Les dépenses militaires en Afrique ont enregistré une augmentation de 3% en 2024, atteignant un total de 52,1 milliards de dollars. Cette hausse, relevée par l’Institut international de recherche sur la paix de Stockholm (Sipri), est en grande partie attribuée à la rivalité croissante entre l’Algérie et le Maroc, deux acteurs majeurs du Maghreb, qui à eux seuls représentent plus de la moitié des dépenses militaires du continent.
L’Afrique du Nord domine largement ces dépenses, avec une part de 30,2 milliards de dollars, soit une augmentation de 8,8% par rapport à 2023. L’Algérie et le Maroc représentent 90% de cette somme, leur compétition étant stimulée par la question du Sahara occidental, un territoire disputé. Cette tension géopolitique entre les deux pays se traduit par une escalade militaire, chaque nation cherchant à renforcer sa capacité défensive. En 2024, les dépenses de l’Algérie ont bondi de 12% pour atteindre 21,8 milliards de dollars, tandis que celles du Maroc ont progressé de 2,6%, atteignant 5,5 milliards de dollars, après deux années de baisse.
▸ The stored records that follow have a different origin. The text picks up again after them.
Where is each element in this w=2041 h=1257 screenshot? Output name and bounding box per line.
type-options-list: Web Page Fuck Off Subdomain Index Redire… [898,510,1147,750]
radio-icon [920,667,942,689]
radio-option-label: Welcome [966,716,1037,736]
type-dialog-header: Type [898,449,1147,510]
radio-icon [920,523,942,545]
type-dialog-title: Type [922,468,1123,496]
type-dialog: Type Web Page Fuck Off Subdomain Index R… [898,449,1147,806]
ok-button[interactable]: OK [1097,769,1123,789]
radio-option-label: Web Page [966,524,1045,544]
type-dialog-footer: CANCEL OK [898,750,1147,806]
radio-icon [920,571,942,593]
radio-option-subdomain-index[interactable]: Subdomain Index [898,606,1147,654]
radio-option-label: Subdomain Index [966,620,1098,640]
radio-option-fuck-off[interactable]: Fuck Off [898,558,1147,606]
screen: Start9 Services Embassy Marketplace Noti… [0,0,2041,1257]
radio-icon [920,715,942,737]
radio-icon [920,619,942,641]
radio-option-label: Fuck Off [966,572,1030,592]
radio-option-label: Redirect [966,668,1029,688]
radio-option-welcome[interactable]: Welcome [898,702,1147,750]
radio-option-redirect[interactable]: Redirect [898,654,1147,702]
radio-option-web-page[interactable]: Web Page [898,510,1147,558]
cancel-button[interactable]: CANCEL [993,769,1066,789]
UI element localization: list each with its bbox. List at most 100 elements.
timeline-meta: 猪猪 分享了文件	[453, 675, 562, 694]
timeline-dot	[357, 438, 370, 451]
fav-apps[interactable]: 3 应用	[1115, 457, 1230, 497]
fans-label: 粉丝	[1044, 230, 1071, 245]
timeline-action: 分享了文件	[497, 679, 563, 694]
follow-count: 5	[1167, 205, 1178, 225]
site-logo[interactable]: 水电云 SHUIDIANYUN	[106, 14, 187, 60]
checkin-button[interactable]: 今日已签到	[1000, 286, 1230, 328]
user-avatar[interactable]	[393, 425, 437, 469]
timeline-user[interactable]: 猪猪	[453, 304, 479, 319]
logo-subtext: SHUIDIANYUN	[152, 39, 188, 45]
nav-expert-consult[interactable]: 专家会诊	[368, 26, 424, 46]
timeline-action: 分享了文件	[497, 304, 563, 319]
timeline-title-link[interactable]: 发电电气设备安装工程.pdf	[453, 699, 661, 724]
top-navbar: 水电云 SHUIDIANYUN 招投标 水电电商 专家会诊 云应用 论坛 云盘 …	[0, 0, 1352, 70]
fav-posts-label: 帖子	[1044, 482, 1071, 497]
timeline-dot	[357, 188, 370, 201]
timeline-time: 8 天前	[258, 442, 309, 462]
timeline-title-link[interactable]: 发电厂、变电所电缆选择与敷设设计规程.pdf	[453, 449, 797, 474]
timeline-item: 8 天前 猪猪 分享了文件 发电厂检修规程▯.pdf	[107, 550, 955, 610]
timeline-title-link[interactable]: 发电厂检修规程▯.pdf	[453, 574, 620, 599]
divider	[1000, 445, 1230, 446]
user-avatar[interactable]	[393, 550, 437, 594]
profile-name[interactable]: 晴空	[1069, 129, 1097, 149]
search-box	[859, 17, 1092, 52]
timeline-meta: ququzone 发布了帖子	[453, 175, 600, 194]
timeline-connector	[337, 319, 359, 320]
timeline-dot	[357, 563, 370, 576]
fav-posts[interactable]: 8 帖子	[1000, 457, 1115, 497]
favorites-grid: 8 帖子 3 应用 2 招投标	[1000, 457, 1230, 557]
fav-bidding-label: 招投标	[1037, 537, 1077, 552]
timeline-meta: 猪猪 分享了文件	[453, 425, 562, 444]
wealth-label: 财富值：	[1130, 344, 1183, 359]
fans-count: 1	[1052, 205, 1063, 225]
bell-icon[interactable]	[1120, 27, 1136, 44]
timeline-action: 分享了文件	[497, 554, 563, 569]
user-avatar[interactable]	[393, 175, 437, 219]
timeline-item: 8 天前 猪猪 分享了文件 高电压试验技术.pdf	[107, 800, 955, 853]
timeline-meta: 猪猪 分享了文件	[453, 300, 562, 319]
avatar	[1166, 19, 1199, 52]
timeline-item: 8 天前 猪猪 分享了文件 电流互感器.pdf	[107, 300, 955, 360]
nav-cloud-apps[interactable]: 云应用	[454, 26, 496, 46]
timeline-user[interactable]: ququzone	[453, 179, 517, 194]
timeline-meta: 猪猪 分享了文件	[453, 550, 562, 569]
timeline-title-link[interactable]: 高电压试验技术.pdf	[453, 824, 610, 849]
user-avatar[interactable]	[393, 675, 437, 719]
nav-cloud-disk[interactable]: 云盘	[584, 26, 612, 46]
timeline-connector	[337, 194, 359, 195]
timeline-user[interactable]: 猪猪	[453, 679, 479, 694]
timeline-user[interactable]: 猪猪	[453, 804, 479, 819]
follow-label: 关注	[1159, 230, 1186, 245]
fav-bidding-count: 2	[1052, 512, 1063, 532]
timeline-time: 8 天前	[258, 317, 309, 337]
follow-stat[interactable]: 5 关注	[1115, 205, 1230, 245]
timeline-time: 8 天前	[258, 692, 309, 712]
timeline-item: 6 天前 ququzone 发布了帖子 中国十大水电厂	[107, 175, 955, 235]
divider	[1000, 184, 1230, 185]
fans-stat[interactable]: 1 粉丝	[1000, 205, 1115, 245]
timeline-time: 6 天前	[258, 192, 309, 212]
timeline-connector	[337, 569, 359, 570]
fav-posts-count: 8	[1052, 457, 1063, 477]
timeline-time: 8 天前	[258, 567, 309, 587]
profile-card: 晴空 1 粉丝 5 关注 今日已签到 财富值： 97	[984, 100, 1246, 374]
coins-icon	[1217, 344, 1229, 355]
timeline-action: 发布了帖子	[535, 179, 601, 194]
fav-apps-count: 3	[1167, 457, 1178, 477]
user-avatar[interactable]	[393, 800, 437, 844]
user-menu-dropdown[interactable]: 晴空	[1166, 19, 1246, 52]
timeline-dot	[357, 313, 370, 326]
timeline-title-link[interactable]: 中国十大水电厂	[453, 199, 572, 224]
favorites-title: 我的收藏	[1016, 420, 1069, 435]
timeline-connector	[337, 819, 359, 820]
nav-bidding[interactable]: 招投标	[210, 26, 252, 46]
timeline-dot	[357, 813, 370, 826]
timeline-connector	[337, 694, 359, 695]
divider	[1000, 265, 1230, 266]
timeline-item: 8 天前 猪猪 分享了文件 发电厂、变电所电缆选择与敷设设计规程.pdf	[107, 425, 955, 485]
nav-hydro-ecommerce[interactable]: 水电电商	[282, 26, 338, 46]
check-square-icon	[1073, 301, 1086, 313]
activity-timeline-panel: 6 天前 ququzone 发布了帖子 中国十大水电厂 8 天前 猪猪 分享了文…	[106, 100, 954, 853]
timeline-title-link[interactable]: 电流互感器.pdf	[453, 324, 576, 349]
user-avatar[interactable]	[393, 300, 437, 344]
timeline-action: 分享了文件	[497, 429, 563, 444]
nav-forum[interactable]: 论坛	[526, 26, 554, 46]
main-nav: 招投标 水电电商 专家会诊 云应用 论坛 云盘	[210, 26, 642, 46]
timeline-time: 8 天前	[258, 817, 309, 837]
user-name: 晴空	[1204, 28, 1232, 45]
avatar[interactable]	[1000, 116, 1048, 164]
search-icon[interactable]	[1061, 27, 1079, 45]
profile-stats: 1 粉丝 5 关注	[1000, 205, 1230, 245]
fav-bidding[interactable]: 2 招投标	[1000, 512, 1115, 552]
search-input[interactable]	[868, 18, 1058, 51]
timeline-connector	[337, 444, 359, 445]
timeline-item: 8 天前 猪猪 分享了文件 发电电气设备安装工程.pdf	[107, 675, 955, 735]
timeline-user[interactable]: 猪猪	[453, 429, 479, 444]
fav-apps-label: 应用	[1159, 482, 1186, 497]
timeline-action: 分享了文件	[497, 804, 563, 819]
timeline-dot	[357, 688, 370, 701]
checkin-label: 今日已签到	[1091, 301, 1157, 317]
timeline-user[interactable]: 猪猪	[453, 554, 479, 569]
Cette course à l’armement s’inscrit dans un contexte plus large de stabilité fragile en Afrique du Nord, exacerbée par le conflit du Sahara occidental qui oppose le Maroc et les indépendantistes soutenus par l’Algérie. Cette situation a conduit à une militarisation accrue de la région. Les ressources des hydrocarbures, principalement en Algérie, ont facilité cette montée en puissance militaire, malgré les tensions internes et les défis économiques.
En revanche, les dépenses militaires en Afrique subsaharienne ont connu une baisse de 3,2%, totalisant 21,9 milliards de dollars en 2024. Cette diminution est largement due à la réduction des budgets militaires dans des pays comme l’Afrique du Sud, le Nigeria et l’Éthiopie. L’Afrique du Sud, par exemple, a vu ses dépenses chuter pour la quatrième année consécutive, dans le cadre d’une politique budgétaire axée sur la croissance économique et l’amélioration des services sociaux plutôt que sur l’armement.
Les pays du Sahel, notamment le Mali, le Burkina Faso et le Niger, ont cependant connu des hausses spectaculaires de leurs dépenses militaires. Depuis les coups d’État militaires dans ces pays entre 2021 et 2023, leurs gouvernements ont fortement investi dans le renforcement de leurs forces armées. Le Mali a ainsi augmenté de 38% ses dépenses militaires entre 2020 et 2024, tandis que celles du Burkina Faso ont doublé, avec une hausse de 108% sur la même période. Le Niger a également enregistré une augmentation de 56%. Le Tchad, dans la même dynamique, a vu ses dépenses militaires augmenter de 43% en 2024.
Cette tendance à la hausse des dépenses militaires en Afrique soulève plusieurs interrogations. D’une part, elle reflète la montée des tensions géopolitiques, notamment en Afrique du Nord et au Sahel, où les conflits et l’instabilité influencent directement les choix budgétaires. D’autre part, elle met en évidence le manque de priorisation des dépenses sociales et économiques dans certaines régions, malgré les défis de développement. Si la situation perdure, l’Afrique pourrait se retrouver confrontée à une militarisation croissante, avec des répercussions potentielles sur sa stabilité et ses relations internationales.
À l’échelle mondiale, les dépenses militaires ont atteint 2718 milliards de dollars en 2024, enregistrant une hausse de 9,4% par rapport à l’année précédente. L’Algérie figure parmi les pays avec les dépenses militaires les plus élevées en proportion de leur PIB, avec un ratio de 8%. En comparaison, l’Ukraine, Israël et l’Algérie sont les pays où les dépenses militaires occupent une place prépondérante dans l’économie nationale, indiquant une tendance globale à l’escalade des armements dans un monde de plus en plus conflictuel.